Ask a Question: A TiDB Cluster Issue - The Cluster is Very Laggy and the Business Has Crashed, What Should Be the First Step?

Note:
This topic has been translated from a Chinese forum by GPT and might contain errors.

Original topic: 提一个问题 一个tidb集群的问题,集群很卡,业务已经挂掉第一步该干嘛?

| username: tidb狂热爱好者

【TiDB Usage Environment】Production Environment
【TiDB Version】6.1
【Encountered Issue】Suddenly reported that the database could not be accessed.
【Reproduction Path】What operations were performed that caused the issue
【Problem Phenomenon and Impact】
I handled two things at the time, but actually, only one was effective.
I limited the execution time of SQL, discarding any SQL operations that took more than a minute.
The database returned to normal.
In hindsight, it was still very risky.
I am specifically seeking advice from everyone.
The root cause was also analyzed later. It was a bug in the development code.
A for loop was written that kept querying a very slow SQL, gradually clogging TiDB.
【Attachments】

Please provide the version information of each component, such as cdc/tikv, which can be obtained by executing cdc version/tikv-server --version.

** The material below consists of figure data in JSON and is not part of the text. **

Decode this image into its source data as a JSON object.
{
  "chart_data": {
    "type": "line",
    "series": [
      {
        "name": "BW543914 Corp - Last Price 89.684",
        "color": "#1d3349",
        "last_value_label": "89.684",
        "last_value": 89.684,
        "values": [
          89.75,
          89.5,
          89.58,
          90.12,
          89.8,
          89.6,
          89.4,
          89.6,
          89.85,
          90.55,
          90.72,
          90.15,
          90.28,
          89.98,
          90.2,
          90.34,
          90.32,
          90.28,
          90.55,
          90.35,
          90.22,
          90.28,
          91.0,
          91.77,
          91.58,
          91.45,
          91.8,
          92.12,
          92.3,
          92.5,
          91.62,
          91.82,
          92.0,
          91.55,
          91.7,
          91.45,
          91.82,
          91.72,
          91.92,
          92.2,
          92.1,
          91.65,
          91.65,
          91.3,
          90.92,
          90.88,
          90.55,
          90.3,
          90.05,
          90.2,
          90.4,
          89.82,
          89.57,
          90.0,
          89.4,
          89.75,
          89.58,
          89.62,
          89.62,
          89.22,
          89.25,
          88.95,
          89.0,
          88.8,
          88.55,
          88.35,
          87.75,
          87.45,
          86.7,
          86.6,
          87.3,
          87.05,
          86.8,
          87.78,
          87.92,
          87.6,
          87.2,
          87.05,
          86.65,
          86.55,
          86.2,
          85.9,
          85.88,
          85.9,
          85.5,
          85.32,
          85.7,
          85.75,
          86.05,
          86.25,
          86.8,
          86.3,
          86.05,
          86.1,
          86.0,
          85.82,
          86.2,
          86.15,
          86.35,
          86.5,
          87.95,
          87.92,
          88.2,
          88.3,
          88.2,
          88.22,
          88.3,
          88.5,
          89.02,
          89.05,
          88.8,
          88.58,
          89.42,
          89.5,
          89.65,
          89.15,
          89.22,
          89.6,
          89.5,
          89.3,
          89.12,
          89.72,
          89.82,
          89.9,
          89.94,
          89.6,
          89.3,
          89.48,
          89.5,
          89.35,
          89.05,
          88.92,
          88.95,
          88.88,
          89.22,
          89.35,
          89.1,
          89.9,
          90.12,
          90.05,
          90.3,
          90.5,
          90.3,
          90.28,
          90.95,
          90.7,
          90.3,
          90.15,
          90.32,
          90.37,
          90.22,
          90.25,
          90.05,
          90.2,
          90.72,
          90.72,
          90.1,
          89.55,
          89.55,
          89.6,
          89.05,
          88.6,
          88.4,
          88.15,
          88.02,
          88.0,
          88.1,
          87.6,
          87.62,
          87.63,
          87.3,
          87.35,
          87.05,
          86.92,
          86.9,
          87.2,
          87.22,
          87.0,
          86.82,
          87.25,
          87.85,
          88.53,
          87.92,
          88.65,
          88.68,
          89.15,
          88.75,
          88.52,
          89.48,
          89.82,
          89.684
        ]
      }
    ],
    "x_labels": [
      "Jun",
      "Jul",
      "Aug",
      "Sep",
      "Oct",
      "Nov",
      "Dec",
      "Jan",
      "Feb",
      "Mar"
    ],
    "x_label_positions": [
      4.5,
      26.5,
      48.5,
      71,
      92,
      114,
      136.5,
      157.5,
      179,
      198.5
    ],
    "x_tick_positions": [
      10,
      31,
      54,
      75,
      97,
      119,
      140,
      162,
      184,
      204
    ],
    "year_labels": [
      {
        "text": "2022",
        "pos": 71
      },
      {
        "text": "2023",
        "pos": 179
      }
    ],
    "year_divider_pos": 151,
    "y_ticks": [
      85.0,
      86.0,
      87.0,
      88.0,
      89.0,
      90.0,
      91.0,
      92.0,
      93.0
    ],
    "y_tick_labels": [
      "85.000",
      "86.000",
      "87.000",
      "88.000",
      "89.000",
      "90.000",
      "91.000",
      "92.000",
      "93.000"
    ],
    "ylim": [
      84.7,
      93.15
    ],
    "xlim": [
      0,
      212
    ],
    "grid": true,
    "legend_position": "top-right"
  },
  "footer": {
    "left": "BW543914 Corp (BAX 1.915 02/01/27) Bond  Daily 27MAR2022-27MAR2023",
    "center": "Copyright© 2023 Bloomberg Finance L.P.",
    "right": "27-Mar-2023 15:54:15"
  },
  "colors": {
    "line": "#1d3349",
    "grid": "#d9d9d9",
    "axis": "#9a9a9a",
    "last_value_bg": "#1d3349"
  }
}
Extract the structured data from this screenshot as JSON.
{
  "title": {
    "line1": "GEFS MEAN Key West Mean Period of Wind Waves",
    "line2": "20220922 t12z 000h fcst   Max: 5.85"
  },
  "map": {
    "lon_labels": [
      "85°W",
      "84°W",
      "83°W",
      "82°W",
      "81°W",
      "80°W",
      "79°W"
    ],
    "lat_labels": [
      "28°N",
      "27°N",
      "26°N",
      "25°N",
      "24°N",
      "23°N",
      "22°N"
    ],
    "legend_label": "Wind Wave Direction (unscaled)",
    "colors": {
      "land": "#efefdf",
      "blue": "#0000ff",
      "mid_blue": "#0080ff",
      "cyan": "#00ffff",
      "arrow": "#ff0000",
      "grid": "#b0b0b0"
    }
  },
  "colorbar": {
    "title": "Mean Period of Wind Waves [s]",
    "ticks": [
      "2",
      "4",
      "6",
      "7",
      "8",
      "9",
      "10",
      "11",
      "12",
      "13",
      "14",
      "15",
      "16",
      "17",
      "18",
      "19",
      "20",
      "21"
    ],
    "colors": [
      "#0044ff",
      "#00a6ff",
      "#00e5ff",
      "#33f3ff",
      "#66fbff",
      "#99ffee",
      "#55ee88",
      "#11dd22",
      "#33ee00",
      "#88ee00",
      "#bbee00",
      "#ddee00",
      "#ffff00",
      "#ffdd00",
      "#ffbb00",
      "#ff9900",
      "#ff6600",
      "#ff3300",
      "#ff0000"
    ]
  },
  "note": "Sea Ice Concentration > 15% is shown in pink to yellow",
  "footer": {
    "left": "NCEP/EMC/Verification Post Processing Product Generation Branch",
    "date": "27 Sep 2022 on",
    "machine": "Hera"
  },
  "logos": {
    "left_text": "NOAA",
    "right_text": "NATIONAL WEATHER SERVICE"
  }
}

| username: tidb狂热爱好者 | Original post link

Currently, the methods to restrict inefficient SQL in TiDB are still quite limited. One is to limit the execution time of SQL, and the other is to limit the memory usage of SQL. I hope everyone can share other methods.

| username: Christophe | Original post link

Check Grafana to see where the load is high.

| username: xiaohetao | Original post link

Check if there are high CPU metrics on Grafana;
Look at the dashboard to see if there are slow SQL queries. If there are slow SQL queries, continue to check the specific execution details of the SQL.